Projects
The project in this course is equivalent to approximately two labs, and represents a
chance for you to develop and
demonstrate your ability to do independent work.
This is an opportunity,
but also a responsibility and to take seriously and involves a significant
time commitment. Start your work early. Plan
a schedule and stick to it. You are encouraged to form groups of 2-4
students. You can do an individual project, but I recommend that you
try to find a match in a group. In a group project each student has to
have individually identifiable content, ie a particular technical part
and the corresponding writeup in the proposal and report.

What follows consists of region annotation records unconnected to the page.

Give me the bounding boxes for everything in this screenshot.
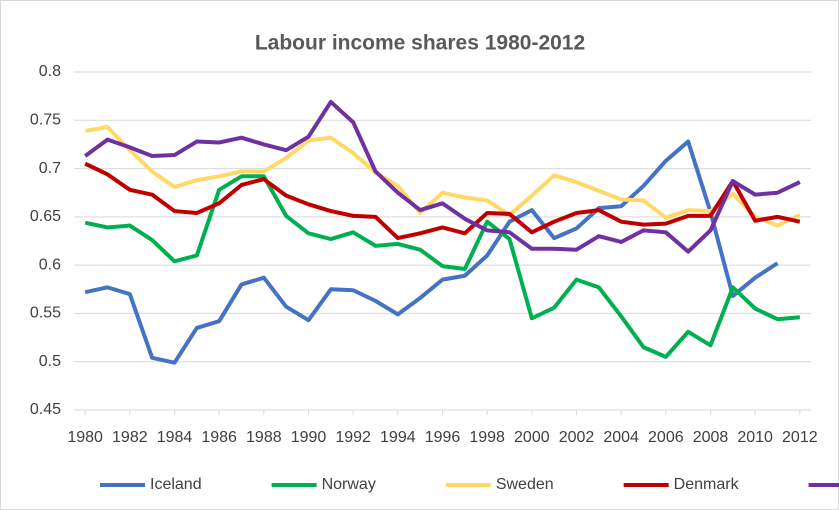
x-tick-label: 1994 — [380, 429, 416, 446]
y-tick-label: 0.8 — [39, 63, 61, 80]
x-tick-label: 2012 — [782, 429, 818, 446]
chart-title: Labour income shares 1980-2012 — [255, 32, 585, 55]
x-tick-label: 1986 — [201, 429, 237, 446]
x-tick-label: 1990 — [291, 429, 327, 446]
y-tick-label: 0.75 — [30, 112, 61, 129]
x-tick-label: 2000 — [514, 429, 550, 446]
x-tick-label: 1988 — [246, 429, 282, 446]
x-tick-label: 1982 — [112, 429, 148, 446]
legend-label: Iceland — [150, 476, 202, 493]
y-tick-label: 0.45 — [30, 401, 61, 418]
y-tick-label: 0.5 — [39, 353, 61, 370]
y-tick-label: 0.7 — [39, 160, 61, 177]
x-tick-label: 1992 — [335, 429, 371, 446]
x-tick-label: 2002 — [559, 429, 595, 446]
x-tick-label: 1980 — [67, 429, 103, 446]
series-line — [84, 139, 779, 365]
y-tick-label: 0.65 — [30, 208, 61, 225]
legend-label: Sweden — [496, 476, 554, 493]
x-tick-label: 1984 — [157, 429, 193, 446]
x-tick-label: 2006 — [648, 429, 684, 446]
y-tick-label: 0.55 — [30, 305, 61, 322]
x-tick-label: 2004 — [603, 429, 639, 446]
legend-label: Denmark — [674, 476, 740, 493]
x-tick-label: 1998 — [469, 429, 505, 446]
x-tick-label: 2010 — [737, 429, 773, 446]
series-line — [84, 161, 801, 241]
x-tick-label: 2008 — [693, 429, 729, 446]
series-line — [84, 125, 801, 228]
series-line — [84, 174, 801, 359]
legend-label: Norway — [322, 476, 376, 493]
series-line — [83, 99, 801, 254]
y-tick-label: 0.6 — [39, 256, 61, 273]
x-tick-label: 1996 — [425, 429, 461, 446]
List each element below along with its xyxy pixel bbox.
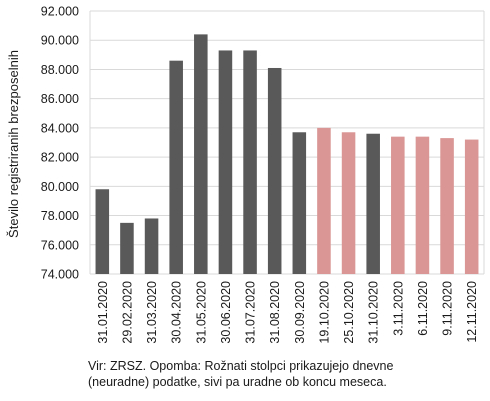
x-category-label: 31.08.2020 xyxy=(268,281,282,344)
y-tick-label: 76.000 xyxy=(41,238,79,252)
y-tick-label: 88.000 xyxy=(41,63,79,77)
y-tick-label: 74.000 xyxy=(41,268,79,282)
x-category-label: 31.03.2020 xyxy=(145,281,159,344)
y-tick-label: 84.000 xyxy=(41,121,79,135)
x-category-label: 19.10.2020 xyxy=(317,281,331,344)
x-category-label: 31.01.2020 xyxy=(96,281,110,344)
bar-daily xyxy=(464,139,479,274)
x-category-label: 31.07.2020 xyxy=(244,281,258,344)
bars xyxy=(95,34,479,275)
y-tick-label: 82.000 xyxy=(41,151,79,165)
y-tick-label: 86.000 xyxy=(41,92,79,106)
bar-monthly xyxy=(292,132,307,274)
bar-monthly xyxy=(144,218,159,274)
bar-daily xyxy=(440,138,454,274)
bar-daily xyxy=(415,136,430,274)
y-tick-label: 78.000 xyxy=(41,209,79,223)
x-category-label: 6.11.2020 xyxy=(416,281,430,336)
source-note-line-1: Vir: ZRSZ. Opomba: Rožnati stolpci prika… xyxy=(88,359,394,373)
source-note: Vir: ZRSZ. Opomba: Rožnati stolpci prika… xyxy=(88,358,448,390)
x-category-label: 30.06.2020 xyxy=(219,281,233,344)
bar-monthly xyxy=(218,50,233,275)
bar-monthly xyxy=(169,60,183,274)
y-axis-title: Število registriranih brezposelnih xyxy=(6,50,21,238)
bar-monthly xyxy=(267,67,282,274)
bar-daily xyxy=(317,127,331,274)
bar-monthly xyxy=(95,189,110,274)
source-note-line-2: (neuradne) podatke, sivi pa uradne ob ko… xyxy=(88,375,387,389)
x-category-label: 9.11.2020 xyxy=(441,281,455,336)
bar-monthly xyxy=(194,34,208,274)
bar-daily xyxy=(391,136,405,274)
bar-monthly xyxy=(366,133,380,274)
bar-chart: 74.000 76.000 78.000 80.000 82.000 84.000 86.0… xyxy=(6,5,485,344)
bar-daily xyxy=(341,132,356,274)
y-axis-ticks: 74.000 76.000 78.000 80.000 82.000 84.000 86.0… xyxy=(41,5,79,282)
x-category-label: 3.11.2020 xyxy=(391,281,405,336)
x-category-label: 29.02.2020 xyxy=(120,281,134,344)
x-axis-labels: 31.01.2020 29.02.2020 31.03.2020 30.04.2020… xyxy=(96,281,479,344)
x-category-label: 31.05.2020 xyxy=(194,281,208,344)
x-category-label: 31.10.2020 xyxy=(367,281,381,344)
bar-monthly xyxy=(120,222,134,274)
bar-monthly xyxy=(243,50,257,275)
x-category-label: 12.11.2020 xyxy=(465,281,479,343)
y-tick-label: 90.000 xyxy=(41,34,79,48)
x-category-label: 30.04.2020 xyxy=(170,281,184,344)
x-category-label: 25.10.2020 xyxy=(342,281,356,344)
y-tick-label: 92.000 xyxy=(41,5,79,19)
x-category-label: 30.09.2020 xyxy=(293,281,307,344)
y-tick-label: 80.000 xyxy=(41,180,79,194)
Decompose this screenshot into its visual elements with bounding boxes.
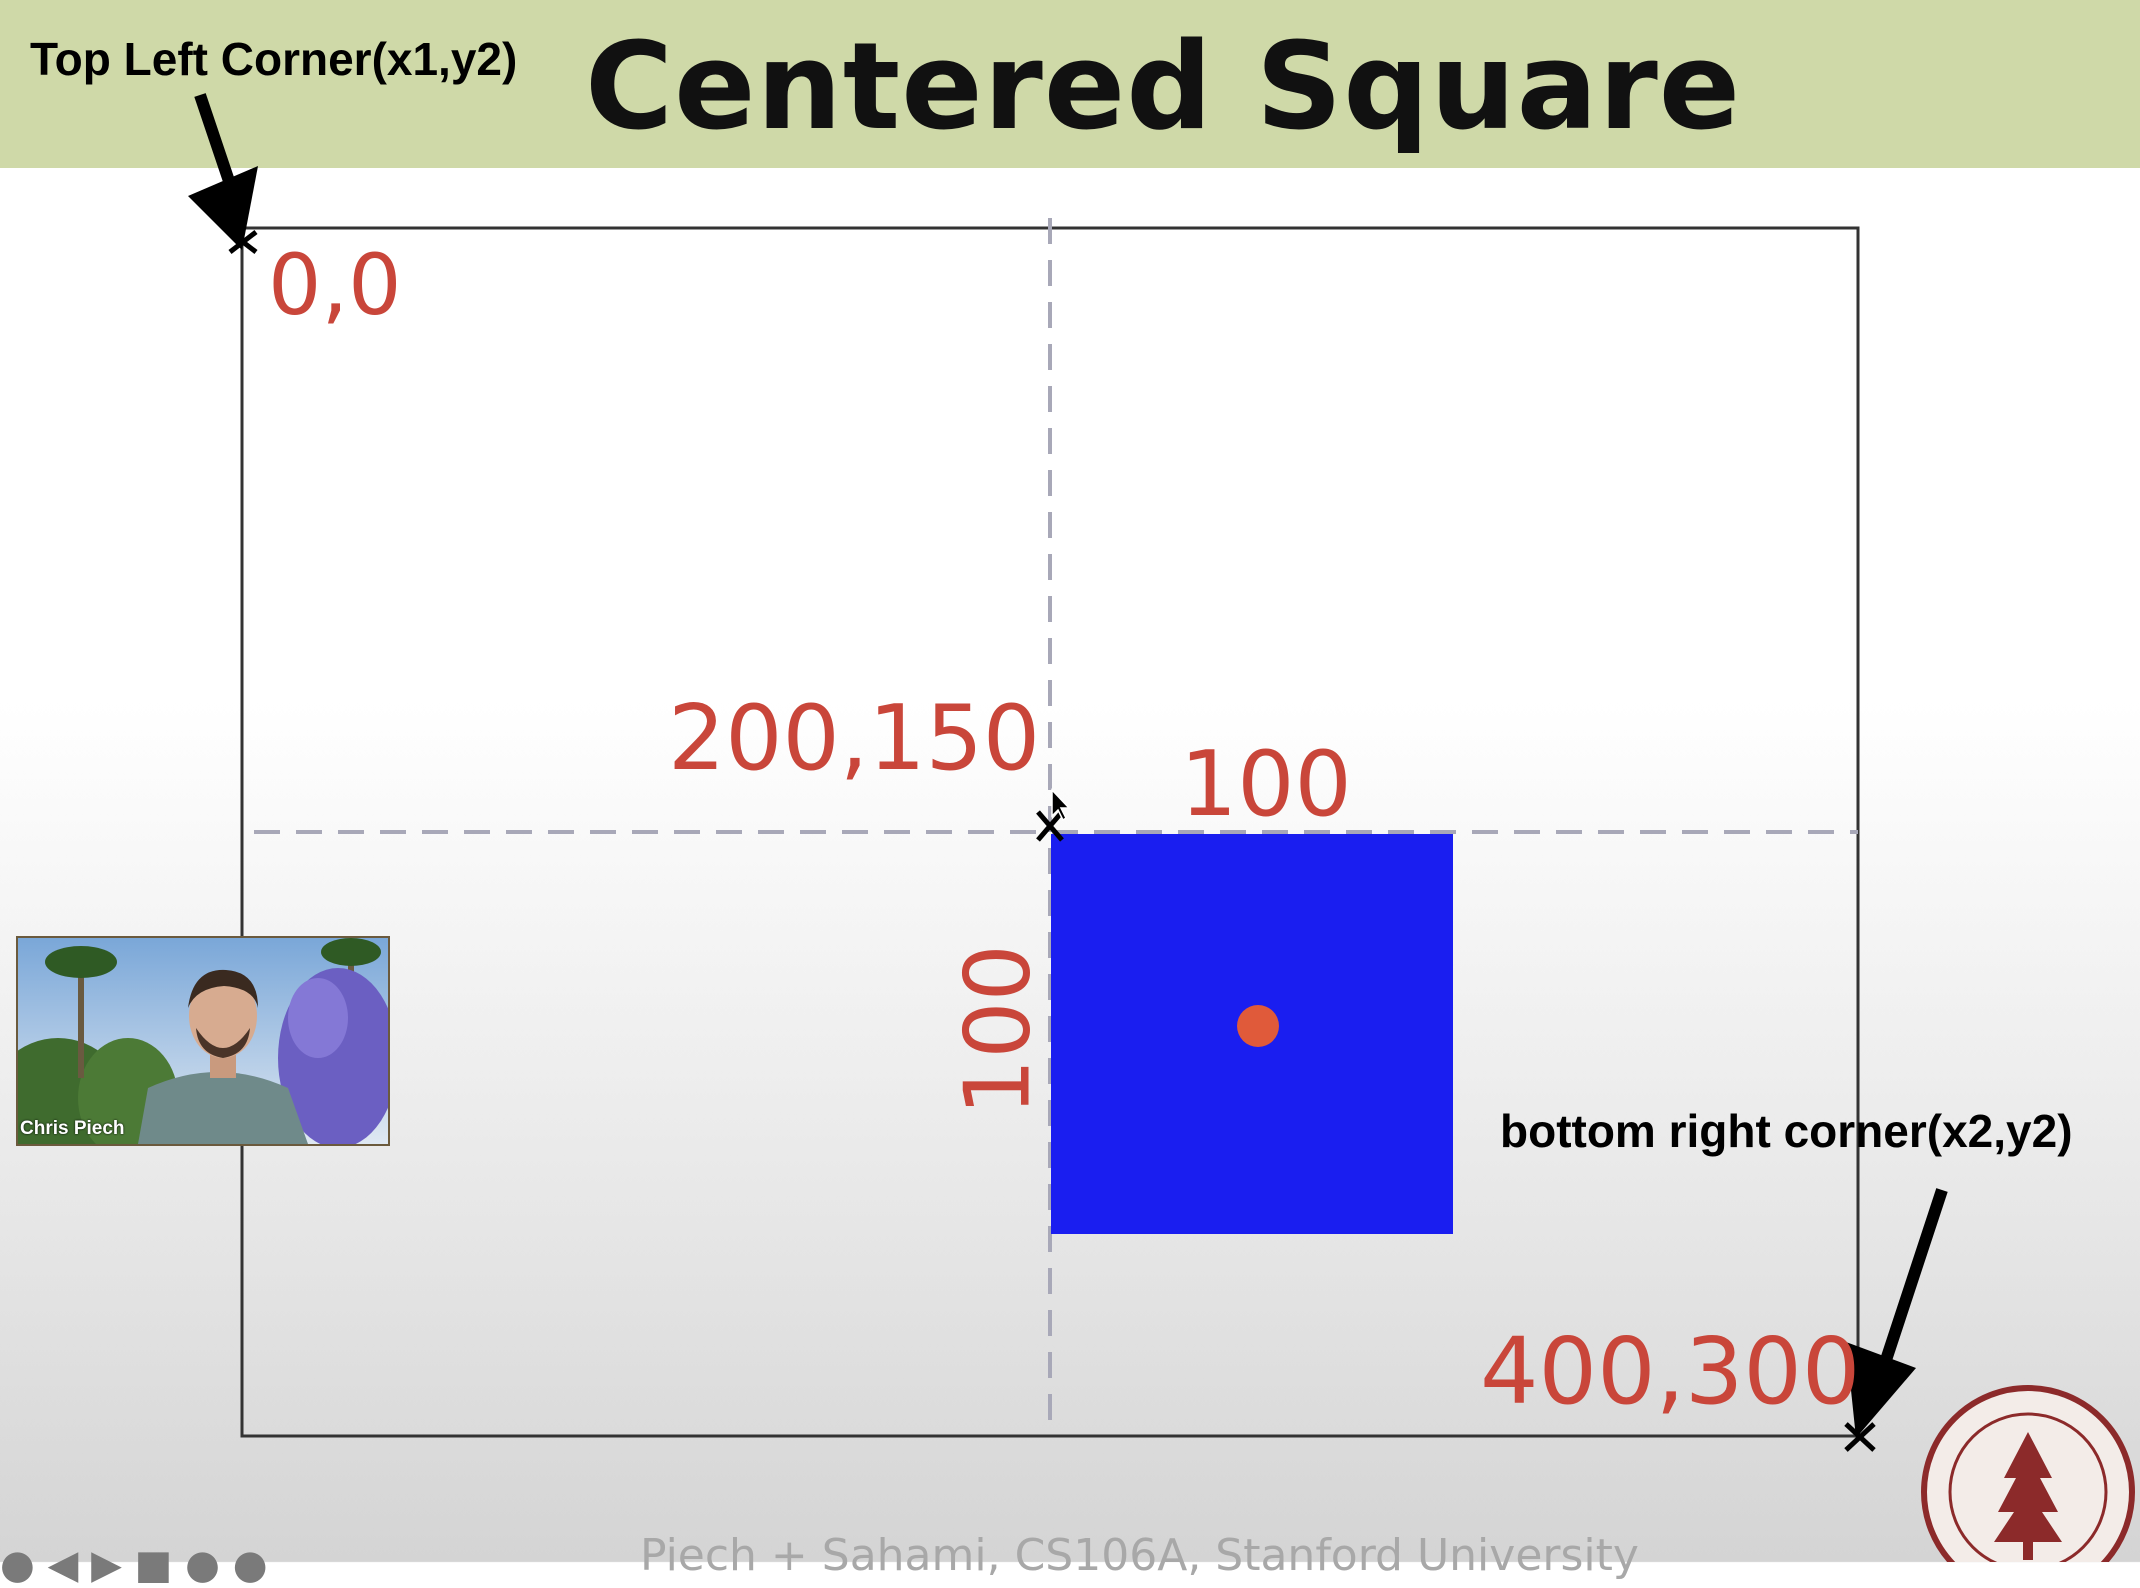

If you are unsure what would make a good project feel free to email me and the TA with your thoughts. You could briefly outline 1, 2 or 3 project in a few sentences each, and ideally provide links to relevant paper(s) or web pages.
We will respond with feedback on each of the ideas asap.
Deliverables
Suggested topics
You can propose your own topics, or pick one of the below.
See also the lecture notes on projects (lectures link on left side
frame).
Geometry
- Analysis, editing and improvements of SFS geometry.
This project is suitable for someone with some prior exposure to either computational geometry or graphics. You will study the particularities of geometries generated from SFS and how to improve these.
- Scene modeling from SFM: The 3D points obtained from a SFM and visual stereo system needs analysis, correcting and triangulation before it can be used in e.g. rendering. One can do this using ARC 3D for 3D point generation, meshlab for editing of the point cloud, and surface generation, and capgui for texturing. The project consists of analyzing what are cumbersome steps and algorithmic improvements in this chain. Try to improve those steps by either implementing better functionality or considering and analysing the performance of available software packages.
- Study manual agmentation of captured point sets. In many cases a model in terms of simple geometric primitives is desired (e.g. a house could be modeled using 3D solid geometry primities parallelepipedes for the bottom part and a prism for the roof). A task would be how to easily with some (but minimal) user interaction go from a 3D point set of a scene to a model represented by the composition (union) of 3D solid geometry primitives (spheres, cylinders, parallel epipedes, prisms etc). Alternatively one could use lines, planes and curves for surfaces.
Texturing and appearance:
Multi texturing:
The texturing in the capgui is currently a form of multi-texturing: For a particular view a single texture is generated by blending a basis of 20 basis textures. These are currently generated by PCA over all the input textures.
- One could consider what is the best subset of view angles to
generate these textures and partition the view sphere (or circle)
into e.g. quadrants. Figure out how to handle overlap and the
boundaries. Study references from graphics literature, e.g. "A Theory
of Locally Low Dimensional Light Transport" by
Dhruv Mahajan, Ira Kemelmacher Shlizerman, Ravi Ramamoorthi, and Peter Belhumeur
- In some cases (e.g. geometry very inaccurate) other (e.g. non-linear) subspace methods may perform better (e.g. isomap, kernel pca, etc). Try to find the properties of the texture manifold and matc h that to a suitable method.
- Write a texturing plugin using some method (e.g. original or one
of the above) for Blender so captured objects can be integrated and
rendered in blender scenes.
- Texture decomposition into low/high frequency.
Single texturing:
- In some cases when using models in legacy SW that can only handle
a single texture, one has to distill the in some measure "best"
color w.r.t. all the input data for a particular object point. There
are both heuristic methods for this ( Blending images for texturing
3D Models, Adam Baumberg BMVC 2002) and globally optimal
(Spatio-temporal Image-based Texture Atlases for Dynamic 3-D Models
Janko and Jean-Philippe Pons 3DIM2009, Seamless image-based texture
atlases using multi-band blending, Allène, C. and Pons, J-P. and
Keriven, R. ICPR 2008, Seamless Mosaicing of Image-Based Texture
Maps Victor Lempitsky and Denis Ivanov CVPR.2007)
Study these methods (we have some example code that can get you
started) and see how they compare. See if you can integrate one into
the CapGui
Tracking:
- Study a different tracking modality, e.g. hyperplanes (Juri and Dhome), Meanshift (Dorin Comaniciu, Peter Meer) integrate this tracking into XVison and compare performance with existing XVision trackers.
- Implement compositional tracking similar to the IFA system.
How to go about it
For example in the 3D capture project you would first study existing
methods. The HZ The Szeliski book describes the state of the art and has
paper refences. Try one or more of the exisiting systems to get a feel
for how current methods work. Systems you can try include our capgui
(will be shown in the lab), Arc3D, Photosynth. Try to find what type
of models can be created, what are limitations (e.g. how doe the
images have to be taken). the reading and trying is for the review
part to go with the proposal P1 to be handed in first.
Then find something to research and implement yourself. This could be
a subtopic such as geometric refinement or an applicatino where you
capture and use vision based models for some effects in e.g. an animation or computer game.
In a tracking project you can similarly first try our XVision system
and or other trackers you can download, then propose some extension or
additional tracking modality to implement.